Monday, March 24, 2008

FOLLOW UP: I WANT TO SUCK YOUR BLOOD (PART 2)

First, for the new fans of the Floss, stop reading right now and go back and read Thursday January 24th's blog entitled "I WANT TO SUCK YOUR BLOOD".







Well, today was another blood drive at the University of Pittsburgh. The Floss has been debating whether or not to try to donate at this blood drive, just for blog value. Forget the saving lives, the Floss wanted a blog. I mustered up my courage enough to go to the blood drive today. Immediately when I arrived, I saw 3 of the BSV's smoking cigs on the patio outside the Union. Great, more cigarette smoke. I really did almost walk away. They were actually what was described about BSV's, 25 to 45, definitely single, trashy, ugly, lung cancer, etc. Not a good sign. The Floss did not stop at the door, he made it all the way inside. First things first, sign in, say I haven't had sex with an African Male in the last 27 years, that I never had mad cow disease, never went outside of the US and Canada(what is so clean about Canada that it is on our level), and most importantly have not been pregnant in the past 6 months. After the preliminary screening, the Floss made the one on one interview. The BSV who interviewed me was one of the cigarette smoking BSV's. Not a good start for the Floss. Well the one on one interview could be compared to the NFL Combine. You had to pass their series of tests to make the cut for the blood sucking table. I passed the "Eyyyyerrroon" Test, gotta love the yinzer in this BSV. Next was the pulse test, rocked that one somehow in my nervous state. The last test was the one I was certainly going to fail, blood pressure test. First, the Floss has family history of high blood pressure, plus I eat everything greasy, cheesy, meaty, syrupy and haven't exercised since the Backyard Brawl. Compare the Floss in a blood pressure test to Casey Hampton in his first sprint test of the season. BUT, shockingly I passed again. Now it was no looking back, we were goin' to one of the tables, getting the blood sucked out...

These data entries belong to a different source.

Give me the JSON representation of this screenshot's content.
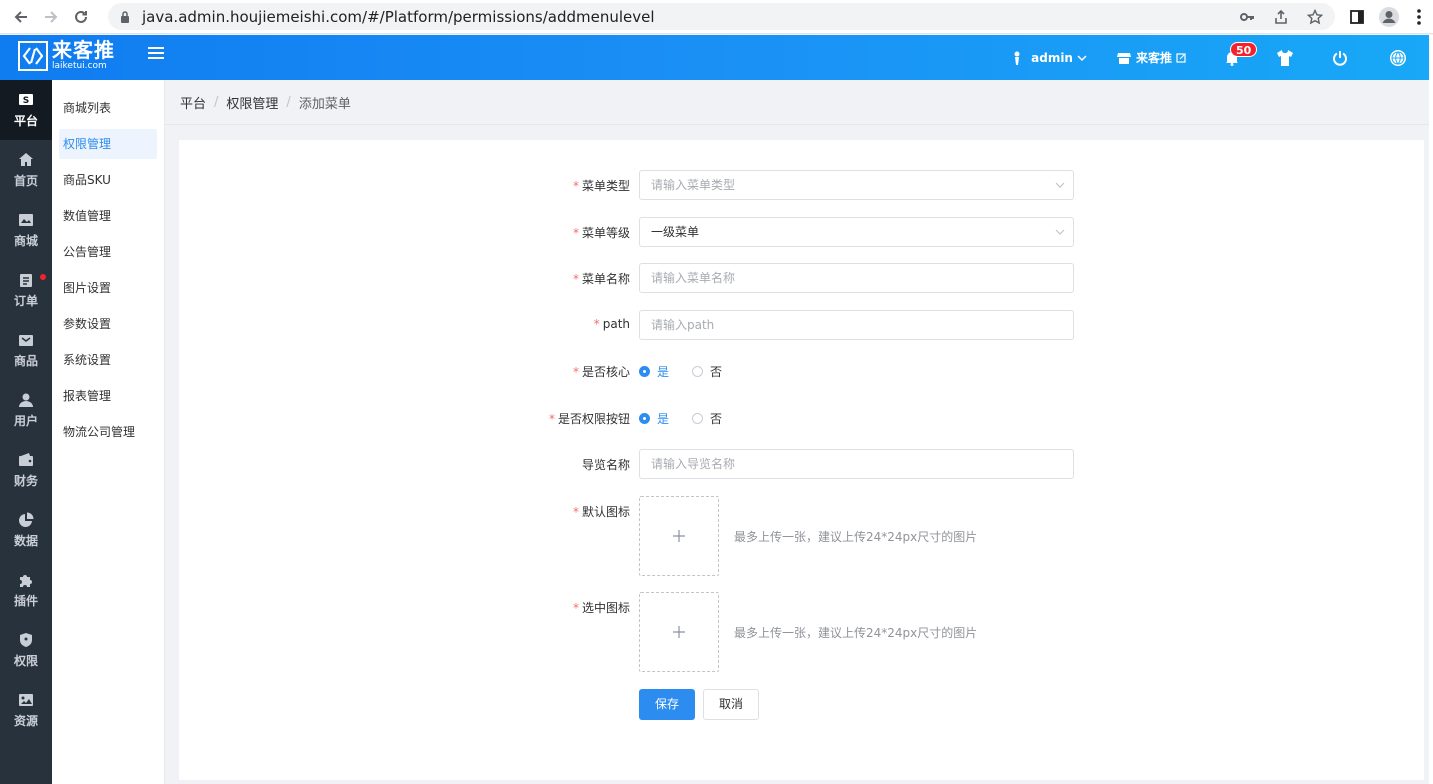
{
  "browser": {
    "url": "java.admin.houjiemeishi.com/#/Platform/permissions/addmenulevel"
  },
  "header": {
    "logo_cn": "来客推",
    "logo_en": "laiketui.com",
    "user": "admin",
    "store": "来客推",
    "notification_count": "50"
  },
  "sidebar": {
    "items": [
      {
        "label": "平台",
        "icon": "platform-icon",
        "active": true
      },
      {
        "label": "首页",
        "icon": "home-icon"
      },
      {
        "label": "商城",
        "icon": "mall-icon"
      },
      {
        "label": "订单",
        "icon": "order-icon",
        "dot": true
      },
      {
        "label": "商品",
        "icon": "product-icon"
      },
      {
        "label": "用户",
        "icon": "user-icon"
      },
      {
        "label": "财务",
        "icon": "wallet-icon"
      },
      {
        "label": "数据",
        "icon": "chart-icon"
      },
      {
        "label": "插件",
        "icon": "puzzle-icon"
      },
      {
        "label": "权限",
        "icon": "shield-icon"
      },
      {
        "label": "资源",
        "icon": "image-icon"
      }
    ]
  },
  "subnav": {
    "items": [
      "商城列表",
      "权限管理",
      "商品SKU",
      "数值管理",
      "公告管理",
      "图片设置",
      "参数设置",
      "系统设置",
      "报表管理",
      "物流公司管理"
    ],
    "active_index": 1
  },
  "breadcrumb": [
    "平台",
    "权限管理",
    "添加菜单"
  ],
  "form": {
    "menu_type": {
      "label": "菜单类型",
      "placeholder": "请输入菜单类型"
    },
    "menu_level": {
      "label": "菜单等级",
      "value": "一级菜单"
    },
    "menu_name": {
      "label": "菜单名称",
      "placeholder": "请输入菜单名称"
    },
    "path": {
      "label": "path",
      "placeholder": "请输入path"
    },
    "is_core": {
      "label": "是否核心",
      "yes": "是",
      "no": "否",
      "selected": "是"
    },
    "is_permission_button": {
      "label": "是否权限按钮",
      "yes": "是",
      "no": "否",
      "selected": "是"
    },
    "guide_name": {
      "label": "导览名称",
      "placeholder": "请输入导览名称"
    },
    "default_icon": {
      "label": "默认图标",
      "hint": "最多上传一张，建议上传24*24px尺寸的图片"
    },
    "selected_icon": {
      "label": "选中图标",
      "hint": "最多上传一张，建议上传24*24px尺寸的图片"
    },
    "save_label": "保存",
    "cancel_label": "取消"
  },
  "colors": {
    "accent": "#2d8cf0",
    "header_start": "#0f7cf0",
    "header_end": "#18a8f7",
    "sidebar_dark": "#28323d",
    "required": "#f56c6c"
  }
}
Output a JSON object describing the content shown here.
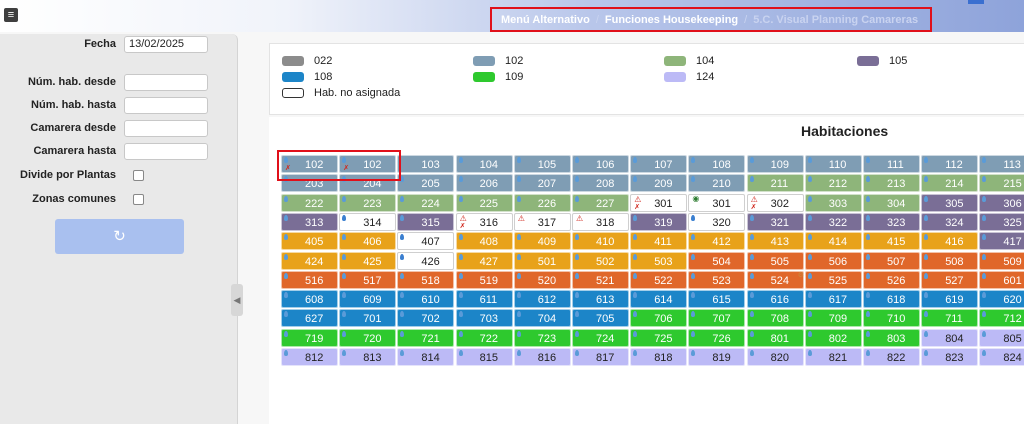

To set it up for you, there are 4 tables and 6 BSV's. All tables empty, all BSV's un-occupied. The Floss had a BIG decision to make. Here's a break down of what the BSV's were lookin' like. We had 2 young, trashy, beautiful(in BSV standards), 20-somethings. Then there were 2 very trashy, goth looking, nose-ring wearing, black eye liner streaks, just nothing good about these 2 BSV's. Then we had a motherly looking woman, probably 40's, definitely the most experienced BSV. Lastly, there was a guy. If I'm getting my blood sucked, definitely going to be a girl BSV. The Floss had it narrowed down to 2 final choices, the mother woman and the cuter less-trashy 20-something BSV. Well we all know who I chose...

So, the woman about to suck my blood's name was Christina. She asked me if I had any problems giving blood before. Naturally I told her about how uneasy I was with the whole blood sucking thing. Naturally in her cute BSV tone, she said she would take good care of me. Christina reassured the Floss, the trust was unbelievable in our relationship. First she tried to find the vein in my left arm. All of her poking and prodding(hands not needle) at my fatty arm was to no avail as she could not find the vein, so she asked for my right arm. I was very nervous in the short run about her sucking blood from my right arm because I thought it would make my writing arm very sore for the day. But for Christina, I was down. After some more of her rubbing my arm(great foreplay), she found the vein and got rough with me. Christina started up my arm's iodine bath in preparation for the needle being driven in my arm. The time had come, needle time...

So the Floss closed his eyes as always with needles, and I felt the normal sting of a needle. This didn't hurt any more or less than any other needle incident. That was it, basically. It didn't hurt, the blood flowed out like a river, everything according to plan. She ended our relationship earlier than I would have liked, but Christina still has to be the MVP of BSV's. Now if there is one good BSV, does that mean there are more? No probably not, I'm just glad that I saved 3 lives.


3 comments:

Anonymous said...

i had tears laughing reading that... great stuff.

-COF

Anonymous said...

3 lives, well worth your foreplay

B Man

Anonymous said...

Trashy Christina sounds like your perfect gal, Walde. True love comes in all shapes, sizes, and blood types. Good work.